DOSSIER
PRISE EN CHARGE
Des antidépresseurs à la stimulation magnétique transcrânienne, tour d’horizon des traitements contre la dépression, et notamment celles des personnes âgées.
Connaître les grandes lignes du diagnostic permet d’orienter les personnes identifiées comme potentiellement déprimées vers une prise en charge adéquate. L’examen psychiatrique contribue à distinguer un trouble dépressif caractérisé d’un trouble mineur, d’éliminer des causes organiques ou toxiques susceptibles d’expliquer la symptomatologie, de situer la dépression dans la trajectoire de vie du sujet et de décider des modalités thérapeutiques à adopter. Le traitement de fond ambulatoire d’un épisode dépressif majeur repose sur l’administration d’antidépresseurs – associés ou non à d’autres traitements symptomatiques (anxiolytiques, hypnotiques, sur une très courte durée…) – et sur une prise en charge psychothérapique. Cette dernière aidera à identifier les facteurs explicatifs éventuels de la maladie, à accompagner la guérison, et à prévenir les récidives. Certaines situations, notamment les dépressions résistantes, invitent à des traitements spécifiques, comme une électroconvulsivothérapie.

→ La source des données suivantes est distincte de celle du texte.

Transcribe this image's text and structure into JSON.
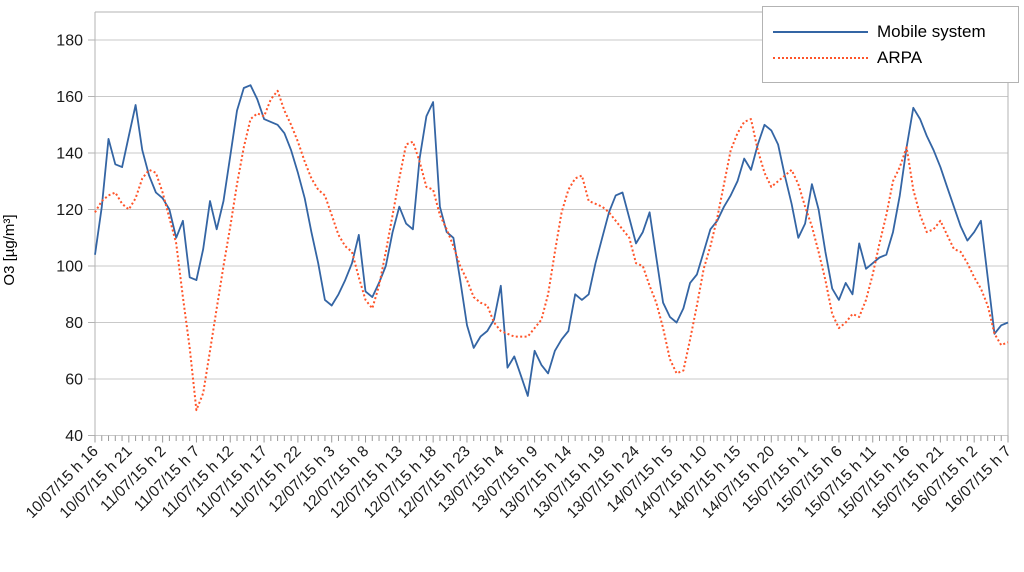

Petit rappel physiopathologique : la dépression est liée à une altération des systèmes de neurotransmission au niveau cérébral. Elle s’accompagne, notamment, d’une diminution des taux de monoamines (noradrénaline, dopamine et sérotonine) dans la synapse neuronale et de perturbations dans l’homéostasie glutamatergique. Pour compenser ces effets, des antidépresseurs sont prescrits qui ont tous le même but : renforcer le tonus monoaminergique cérébral. Sept familles d’antidépresseurs sont à la disposition du prescripteur. Les plus utilisées en pratique sont les inhibiteurs de la recapture de la sérotonine (IRS) ; les antidépresseurs dits d’action duale car ils inhibent la recapture de la sérotonine et celle de la noradrénaline (IRSNa) ; et les tricycliques. On dispose aussi des inhibiteurs des monoamines-oxydases (IMAO) ; des antagonistes adrénergiques présynaptiques et, depuis peu, des agonistes mélatoninergiques et antagonistes des récepteurs 5-HT2c. En pratique, le choix de l’antidépresseur est adapté au patient en fonction de sa puissance d’action, de son côté plutôt stimulant ou sédatif, des pathologies associées, de l’efficacité de traitements antidépresseurs antérieurs… Si l’efficacité des antidépresseurs est réduite dans la dépression légère, elle est prouvée dans les formes modérées à sévères. Comme on s’en doute, moins les effets indésirables du traitement sont gênants, meilleure est l’observance.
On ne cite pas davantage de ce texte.